Polished gunmetal on granite, 10 1/4×12 3/4×10 3/4 (26×32·5×27·5)
Presented by Miss Erica Brausen 1969.
Coll: Miss Erica Brausen from 1958.
Exh:
Hanover Gallery, March–April 1958 (16, repr. in an earlier state).
The photograph on the cover of the exhibition catalogue cited shows the three metal elements of T01114 (a sphere, and a cone mounted on a pierced sphere) mounted on a piece of granite smaller than and quite different in shape from the present piece.

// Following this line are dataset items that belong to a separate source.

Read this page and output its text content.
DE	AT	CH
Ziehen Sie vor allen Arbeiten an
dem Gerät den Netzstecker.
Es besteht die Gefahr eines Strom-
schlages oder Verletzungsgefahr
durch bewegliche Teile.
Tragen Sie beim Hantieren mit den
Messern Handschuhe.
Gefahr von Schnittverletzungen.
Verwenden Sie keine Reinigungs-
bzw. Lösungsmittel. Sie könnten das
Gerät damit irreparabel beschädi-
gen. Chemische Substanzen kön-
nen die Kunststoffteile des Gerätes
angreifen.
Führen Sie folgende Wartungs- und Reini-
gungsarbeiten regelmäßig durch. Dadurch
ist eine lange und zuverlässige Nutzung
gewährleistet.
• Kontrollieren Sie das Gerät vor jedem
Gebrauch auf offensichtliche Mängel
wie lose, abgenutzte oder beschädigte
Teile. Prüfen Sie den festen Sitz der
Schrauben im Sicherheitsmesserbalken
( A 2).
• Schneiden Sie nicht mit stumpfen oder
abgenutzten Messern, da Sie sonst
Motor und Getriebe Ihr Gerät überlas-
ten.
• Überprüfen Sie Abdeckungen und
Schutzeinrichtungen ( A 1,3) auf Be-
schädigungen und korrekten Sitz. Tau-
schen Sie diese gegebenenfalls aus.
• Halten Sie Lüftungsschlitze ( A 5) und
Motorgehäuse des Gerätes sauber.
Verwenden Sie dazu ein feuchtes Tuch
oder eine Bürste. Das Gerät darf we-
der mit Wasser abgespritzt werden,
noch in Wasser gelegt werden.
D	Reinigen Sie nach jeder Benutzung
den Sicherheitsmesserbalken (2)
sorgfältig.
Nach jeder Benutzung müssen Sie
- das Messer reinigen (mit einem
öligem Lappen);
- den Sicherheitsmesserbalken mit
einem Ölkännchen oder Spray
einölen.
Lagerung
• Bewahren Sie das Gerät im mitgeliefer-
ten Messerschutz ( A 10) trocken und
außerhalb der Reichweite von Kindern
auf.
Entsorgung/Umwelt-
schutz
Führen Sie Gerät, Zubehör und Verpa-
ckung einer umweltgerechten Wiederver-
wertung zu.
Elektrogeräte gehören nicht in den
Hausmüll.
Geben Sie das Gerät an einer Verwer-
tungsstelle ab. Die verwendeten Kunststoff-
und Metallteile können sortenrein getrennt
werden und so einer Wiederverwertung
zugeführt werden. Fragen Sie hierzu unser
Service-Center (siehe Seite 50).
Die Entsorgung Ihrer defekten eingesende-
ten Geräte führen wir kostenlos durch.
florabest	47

Also the nearly conical void in the larger sphere is shown facing in a different direction in relation to the smaller sphere. Mr Jean-Yves Mock wrote on behalf of Miss Brausen (2 May 1969): ‘Marlow Moss, a week before the exhibition started, was not completely happy with the base of “Balanced Forms in gunmetal on Cornish Granite”, and having just found a beautiful series of stones in St. Ives, changed after the photograph had been taken the existing base for the one which is now part of the composition’. The spheres, set in position by means of screws through the granite, cannot be moved except with tools and have remained since March 1958 in the rotational positions fixed by the artist. The cone pivots freely through an arc of approximately 110°; the dimensions of the sculpture are therefore variable, those given above being taken with the cone reaching its maximum possible height, and the dimensions when the cone is at the two extremes of its arc being 8 5/8×14×11 1/4 (22×35·5×28·5) and 10 1/4×12 3/4×10 3/4 (26×32·5× 27·5).
In her essay on Marlow Moss in the catalogue of the retrospective exhibition at the Stedelijk Museum, Amsterdam in 1962, A H Nijhoff wrote that Marlow Moss: ‘discovered, as she expressed it, that the secret of form lies not in form itself but in the continual changing and shifting of forms. This constant transformation was, for her, the vital process of “becoming”... For her, the transitory was part of the process of evolution’.